Emotional Support Dogs
Like Companion Dogs, these dogs provide emotional support and companionship to their owners. If the owner has a letter from a health care professional describing a need for such a dog, then the dog can become an Emotional Support Dog as long as the following are met. The letter has to be on the health care professional’s letterhead and must be updated yearly. The dog must be trained to behave in public with both people and other dogs. If these requirements are met, then it is allowed to live in housing that does not normally allow dogs, and it can fly in the cabin on airplanes as long as it meets the requirements of Air Carrier Access Act (ACAA). Like Therapy Dogs, they do not have special access to businesses, restaurants, etc.
Service dogs provide a needed service to their owner. They are allowed almost anywhere. Establishments can only ask two questions of the owner of these dogs. Is that a service dog? If so, what service does it provide? The exception to this is that the owner needs to provide the information required by the ACAA in order to fly in the cabin of an airplane. These dogs are not required to wear identifying vests, etc, although this is advised to let others know not to bother the dog as it is in “working mode”. If at any time the dog is misbehaving or disrupting business at the establishment, the dog and its owner can be asked to leave.
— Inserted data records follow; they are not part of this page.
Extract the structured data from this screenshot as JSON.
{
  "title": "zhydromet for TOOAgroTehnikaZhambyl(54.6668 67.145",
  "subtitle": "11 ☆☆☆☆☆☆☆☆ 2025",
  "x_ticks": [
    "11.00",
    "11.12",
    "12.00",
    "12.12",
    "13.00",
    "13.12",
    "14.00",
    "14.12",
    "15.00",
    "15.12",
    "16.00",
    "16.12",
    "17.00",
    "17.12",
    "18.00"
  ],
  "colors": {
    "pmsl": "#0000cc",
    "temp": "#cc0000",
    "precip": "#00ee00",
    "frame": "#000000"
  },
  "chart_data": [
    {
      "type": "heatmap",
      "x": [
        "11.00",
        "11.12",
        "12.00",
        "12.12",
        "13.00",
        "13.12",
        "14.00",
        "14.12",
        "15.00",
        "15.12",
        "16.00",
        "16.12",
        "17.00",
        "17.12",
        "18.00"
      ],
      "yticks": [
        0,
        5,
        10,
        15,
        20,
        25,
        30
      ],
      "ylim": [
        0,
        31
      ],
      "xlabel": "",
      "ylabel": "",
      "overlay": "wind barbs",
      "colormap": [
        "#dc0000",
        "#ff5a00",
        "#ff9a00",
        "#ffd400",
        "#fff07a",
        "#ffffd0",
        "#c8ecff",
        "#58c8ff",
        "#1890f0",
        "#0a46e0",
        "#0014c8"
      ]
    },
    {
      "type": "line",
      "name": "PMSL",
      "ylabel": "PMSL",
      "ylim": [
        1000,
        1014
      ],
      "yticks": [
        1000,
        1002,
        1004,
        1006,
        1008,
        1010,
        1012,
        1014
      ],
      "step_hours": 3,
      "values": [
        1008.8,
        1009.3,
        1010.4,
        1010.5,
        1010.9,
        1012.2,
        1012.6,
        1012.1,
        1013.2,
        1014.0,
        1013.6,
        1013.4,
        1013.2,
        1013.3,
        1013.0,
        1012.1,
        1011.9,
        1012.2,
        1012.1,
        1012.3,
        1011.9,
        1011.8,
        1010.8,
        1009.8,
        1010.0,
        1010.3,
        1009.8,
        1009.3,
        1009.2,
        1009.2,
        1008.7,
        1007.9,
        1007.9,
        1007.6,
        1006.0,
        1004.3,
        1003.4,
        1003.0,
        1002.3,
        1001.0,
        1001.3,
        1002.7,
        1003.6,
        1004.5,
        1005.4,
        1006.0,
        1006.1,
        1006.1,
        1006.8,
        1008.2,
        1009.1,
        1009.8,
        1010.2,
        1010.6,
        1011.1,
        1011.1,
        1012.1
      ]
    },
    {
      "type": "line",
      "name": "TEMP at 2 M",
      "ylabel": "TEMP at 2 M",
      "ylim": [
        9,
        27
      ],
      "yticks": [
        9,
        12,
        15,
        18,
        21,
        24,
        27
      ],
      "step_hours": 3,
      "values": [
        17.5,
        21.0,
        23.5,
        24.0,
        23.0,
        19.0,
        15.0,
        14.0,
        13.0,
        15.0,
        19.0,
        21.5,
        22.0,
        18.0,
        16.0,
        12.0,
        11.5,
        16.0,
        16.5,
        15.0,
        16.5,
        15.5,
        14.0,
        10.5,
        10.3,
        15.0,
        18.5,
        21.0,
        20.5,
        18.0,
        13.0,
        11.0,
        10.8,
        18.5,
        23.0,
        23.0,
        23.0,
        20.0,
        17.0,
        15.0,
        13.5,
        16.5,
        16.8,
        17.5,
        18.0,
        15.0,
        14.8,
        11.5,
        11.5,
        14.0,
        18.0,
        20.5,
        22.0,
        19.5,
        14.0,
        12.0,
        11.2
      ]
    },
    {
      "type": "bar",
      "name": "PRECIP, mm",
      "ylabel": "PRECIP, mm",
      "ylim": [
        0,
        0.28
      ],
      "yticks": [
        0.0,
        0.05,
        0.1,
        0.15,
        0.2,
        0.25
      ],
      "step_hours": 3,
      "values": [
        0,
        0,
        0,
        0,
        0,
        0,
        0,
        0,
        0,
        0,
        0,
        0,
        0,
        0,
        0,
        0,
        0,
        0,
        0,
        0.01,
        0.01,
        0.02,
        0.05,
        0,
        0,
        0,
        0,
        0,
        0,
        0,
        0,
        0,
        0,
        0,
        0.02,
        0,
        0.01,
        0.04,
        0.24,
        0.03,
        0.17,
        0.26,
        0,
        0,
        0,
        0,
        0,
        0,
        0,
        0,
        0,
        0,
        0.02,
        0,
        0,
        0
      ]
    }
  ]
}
Although the Americans with Disabilities Act (ADA) does not require formal certification of these dogs, many organizations providing trained service dogs require documentation of the of the need from a health care professional. Although not required, all owners of service dogs are advised to have proper documentation of both the need for the dog and its training. This is valuable should an incident arise causing a liability issue. Also, it is illegal to misrepresent a pet/companion dog as a Service Dog.
The ADA lists medical needs requiring service dogs. Basically these can be classified as either physical or psychiatric needs. Physical needs can be things like blindness, hearing impaired, balance issues, seizures, diabetes, etc. Psychiatric issues can be things such as PTSD, severe anxiety, autism etc.
Dogs used for physical disabilities are usually larger is size due to the nature of their jobs. Certain breeds stand out as the dogs most used for these tasks, however, it is not breed specific and any dog with the right temperament and properly trained can perform the necessary tasks.
Dogs used for psychiatric disabilities come in all shapes and sizes. Their temperament and strong desire to bond with the human gives them the unique ability to sense the needs of their owner. Some household pets have developed this ability without training to help their owners with psychiatric issues. Dog selection is critical for a successful match. Not all dogs are suited for this type of work and much of what they do cannot be trained. It just comes natural to them. Training for these dogs usually consists of obedience, socialization, and public access training as the job they perform is inherent to their demeanor and close bond they have with their owner. This training allows them to be comfortable in public so they can focus on the needs of their owner.